After bracing for West Nile virus this year, public health officials in Idaho have been surprised to find not even one case – yet.
“We’ve actually been amazed,” said Jack Bennett, the field operations manager for Ada County’s mosquito abatement program. “It’s just been an unusual year.”
The worst year in recent history for West Nile was 2006, where a rainy spring provided good breeding conditions for the mosquitos that carry the virus. Idaho led the United States for confirmed cases that year. More than 1,000 were reported, and there were 23 related deaths, said Tom Shanahan, a spokesman for the Idaho Department of Health.
From 2007 to 2009, there were one or two deaths related to West Nile in Idaho each year.
After a rainy spring of 2010, Idaho health officials expected another bad year for the disease, which causes fever and aches in most cases but can make some people seriously ill.
But as of Aug. 11, not one case had been reported in Idaho. Health providers are required to tell the state about confirmed cases.
“We’re surprised,” said Shanahan.
West Nile is carried from birds to some types of mosquitos. Last year, tests on 20 pools of water in Ada County found 30 cases of larva positive for West Nile. This year, the same number of tests found none.
Bennett said experts in his office are speculating that the West Nile-carrying mosquitos didn’t get a chance to pick up the disease this spring because cool weather delayed the growth of the insects until the birds had hatched and flown away.
“That’s a possibility; we don’t know for sure,” he said Aug. 11. “All we can tell you is we don’t have any.”
Meanwhile, the state has a bumper crop of mosquitos this summer that are annoying, if not life-threatening. In fact, there are more of those than usual, which keeps the mosquito abatement district busy.

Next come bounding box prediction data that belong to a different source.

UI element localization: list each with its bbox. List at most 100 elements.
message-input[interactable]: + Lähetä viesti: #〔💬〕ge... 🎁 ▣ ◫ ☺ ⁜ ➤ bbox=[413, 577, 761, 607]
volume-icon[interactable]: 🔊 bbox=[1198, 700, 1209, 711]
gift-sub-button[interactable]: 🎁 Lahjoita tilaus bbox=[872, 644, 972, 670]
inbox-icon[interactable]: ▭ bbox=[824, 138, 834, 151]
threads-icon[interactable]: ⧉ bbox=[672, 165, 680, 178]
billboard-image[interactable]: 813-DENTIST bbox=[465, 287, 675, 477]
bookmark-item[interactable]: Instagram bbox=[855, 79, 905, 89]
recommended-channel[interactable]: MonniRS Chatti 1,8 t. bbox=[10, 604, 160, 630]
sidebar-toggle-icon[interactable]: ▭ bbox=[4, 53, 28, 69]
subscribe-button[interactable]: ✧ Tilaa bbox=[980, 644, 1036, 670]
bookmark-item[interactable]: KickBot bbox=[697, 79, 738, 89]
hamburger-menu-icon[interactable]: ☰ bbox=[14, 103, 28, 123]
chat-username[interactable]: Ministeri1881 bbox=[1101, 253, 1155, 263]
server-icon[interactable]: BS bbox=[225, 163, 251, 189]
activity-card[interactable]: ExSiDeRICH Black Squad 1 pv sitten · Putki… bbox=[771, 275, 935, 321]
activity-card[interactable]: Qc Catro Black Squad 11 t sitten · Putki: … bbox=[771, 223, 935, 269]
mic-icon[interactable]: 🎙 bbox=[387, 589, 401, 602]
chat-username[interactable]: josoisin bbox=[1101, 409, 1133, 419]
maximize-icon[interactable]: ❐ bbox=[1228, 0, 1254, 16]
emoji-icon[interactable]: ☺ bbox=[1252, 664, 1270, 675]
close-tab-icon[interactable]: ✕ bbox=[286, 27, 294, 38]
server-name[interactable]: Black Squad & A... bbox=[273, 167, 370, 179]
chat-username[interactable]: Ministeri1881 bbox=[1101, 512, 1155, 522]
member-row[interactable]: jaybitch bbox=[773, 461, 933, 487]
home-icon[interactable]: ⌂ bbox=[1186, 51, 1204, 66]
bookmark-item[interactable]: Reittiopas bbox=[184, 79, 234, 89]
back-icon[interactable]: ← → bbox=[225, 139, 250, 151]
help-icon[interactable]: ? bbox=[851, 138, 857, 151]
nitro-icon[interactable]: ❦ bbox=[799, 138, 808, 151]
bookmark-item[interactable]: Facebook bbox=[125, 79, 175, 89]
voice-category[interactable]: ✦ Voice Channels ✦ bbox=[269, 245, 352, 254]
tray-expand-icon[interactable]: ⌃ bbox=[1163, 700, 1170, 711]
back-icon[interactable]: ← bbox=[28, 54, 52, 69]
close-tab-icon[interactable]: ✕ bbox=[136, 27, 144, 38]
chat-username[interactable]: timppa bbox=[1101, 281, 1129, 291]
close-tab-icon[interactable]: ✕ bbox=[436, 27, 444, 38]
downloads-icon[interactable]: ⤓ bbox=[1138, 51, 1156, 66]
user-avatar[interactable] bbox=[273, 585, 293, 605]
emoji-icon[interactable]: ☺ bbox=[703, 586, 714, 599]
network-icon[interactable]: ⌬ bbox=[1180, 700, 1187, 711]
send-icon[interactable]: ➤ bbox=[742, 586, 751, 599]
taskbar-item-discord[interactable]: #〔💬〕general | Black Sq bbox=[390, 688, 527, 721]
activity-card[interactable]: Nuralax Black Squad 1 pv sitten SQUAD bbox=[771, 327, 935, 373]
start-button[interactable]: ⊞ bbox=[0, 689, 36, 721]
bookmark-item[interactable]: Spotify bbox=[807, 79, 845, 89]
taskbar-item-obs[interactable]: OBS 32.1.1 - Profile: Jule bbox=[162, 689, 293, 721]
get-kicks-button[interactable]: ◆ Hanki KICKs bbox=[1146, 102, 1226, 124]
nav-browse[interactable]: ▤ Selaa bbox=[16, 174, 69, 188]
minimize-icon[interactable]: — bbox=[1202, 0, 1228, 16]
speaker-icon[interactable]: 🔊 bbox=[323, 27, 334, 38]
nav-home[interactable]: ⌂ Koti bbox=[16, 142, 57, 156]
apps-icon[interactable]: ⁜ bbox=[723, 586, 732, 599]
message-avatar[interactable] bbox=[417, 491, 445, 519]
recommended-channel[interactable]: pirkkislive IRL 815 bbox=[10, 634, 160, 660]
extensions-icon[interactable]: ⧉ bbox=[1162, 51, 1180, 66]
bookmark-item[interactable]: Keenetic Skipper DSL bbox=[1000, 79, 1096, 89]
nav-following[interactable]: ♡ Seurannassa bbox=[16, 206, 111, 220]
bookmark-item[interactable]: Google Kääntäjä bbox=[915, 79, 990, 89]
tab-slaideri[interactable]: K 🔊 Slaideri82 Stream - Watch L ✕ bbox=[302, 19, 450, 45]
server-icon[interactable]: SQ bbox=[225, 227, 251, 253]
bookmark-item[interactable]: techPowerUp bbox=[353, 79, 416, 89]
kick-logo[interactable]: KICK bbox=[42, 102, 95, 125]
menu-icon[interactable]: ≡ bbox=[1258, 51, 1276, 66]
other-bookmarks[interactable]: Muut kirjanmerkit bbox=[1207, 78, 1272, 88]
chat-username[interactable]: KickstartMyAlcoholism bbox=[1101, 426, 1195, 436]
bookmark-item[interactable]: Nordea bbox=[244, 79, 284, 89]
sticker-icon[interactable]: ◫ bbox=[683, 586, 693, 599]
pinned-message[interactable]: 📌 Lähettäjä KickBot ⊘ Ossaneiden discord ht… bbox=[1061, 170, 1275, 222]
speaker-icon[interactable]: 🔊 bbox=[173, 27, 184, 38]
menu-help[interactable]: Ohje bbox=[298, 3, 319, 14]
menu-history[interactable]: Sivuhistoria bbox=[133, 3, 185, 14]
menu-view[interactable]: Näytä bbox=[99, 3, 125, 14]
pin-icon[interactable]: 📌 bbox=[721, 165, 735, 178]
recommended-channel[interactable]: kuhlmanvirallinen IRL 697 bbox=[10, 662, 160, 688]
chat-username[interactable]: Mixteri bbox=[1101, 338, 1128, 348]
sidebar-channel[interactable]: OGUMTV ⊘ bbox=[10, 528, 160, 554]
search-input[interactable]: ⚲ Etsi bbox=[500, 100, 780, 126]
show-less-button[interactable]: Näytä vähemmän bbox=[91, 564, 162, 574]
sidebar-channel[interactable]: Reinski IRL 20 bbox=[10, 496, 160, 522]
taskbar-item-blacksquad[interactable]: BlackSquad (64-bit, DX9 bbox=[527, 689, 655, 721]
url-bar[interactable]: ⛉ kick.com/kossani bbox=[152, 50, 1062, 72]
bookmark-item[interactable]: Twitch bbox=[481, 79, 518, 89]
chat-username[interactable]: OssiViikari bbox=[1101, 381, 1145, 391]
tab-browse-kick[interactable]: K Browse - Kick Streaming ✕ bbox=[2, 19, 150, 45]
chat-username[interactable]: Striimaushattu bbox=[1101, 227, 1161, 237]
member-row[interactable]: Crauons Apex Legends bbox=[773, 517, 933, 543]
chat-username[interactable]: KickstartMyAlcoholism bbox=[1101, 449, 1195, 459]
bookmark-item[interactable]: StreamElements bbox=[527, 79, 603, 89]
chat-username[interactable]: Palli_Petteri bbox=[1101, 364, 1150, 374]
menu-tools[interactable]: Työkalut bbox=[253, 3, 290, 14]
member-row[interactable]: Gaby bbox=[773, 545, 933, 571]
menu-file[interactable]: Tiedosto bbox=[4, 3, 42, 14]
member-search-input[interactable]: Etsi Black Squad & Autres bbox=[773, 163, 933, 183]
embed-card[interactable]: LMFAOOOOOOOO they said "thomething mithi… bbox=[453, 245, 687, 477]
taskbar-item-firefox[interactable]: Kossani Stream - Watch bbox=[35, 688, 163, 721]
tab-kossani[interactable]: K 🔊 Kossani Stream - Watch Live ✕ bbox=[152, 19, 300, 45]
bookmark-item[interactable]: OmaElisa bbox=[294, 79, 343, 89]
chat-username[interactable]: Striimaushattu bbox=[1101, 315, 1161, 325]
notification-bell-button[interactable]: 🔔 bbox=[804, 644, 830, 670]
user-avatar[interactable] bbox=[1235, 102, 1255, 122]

“Our mosquito numbers have really been up because of the wet,” Bennett said, adding that farmers didn’t irrigate in early spring because of the cool weather.
“When it did finally warm up they all did it at the same time, and that gave us a large influx of floodwater mosquitos.”
Ada County spends about $900,000 a year on mosquito abatement. About 90 percent of that money, after wages, goes to treating ponds with larvicide, Bennett said.
West Nile season doesn’t officially end until the first hard freeze, usually in October.
“I don’t think we’ll go through the year without any cases,” Shanahan said.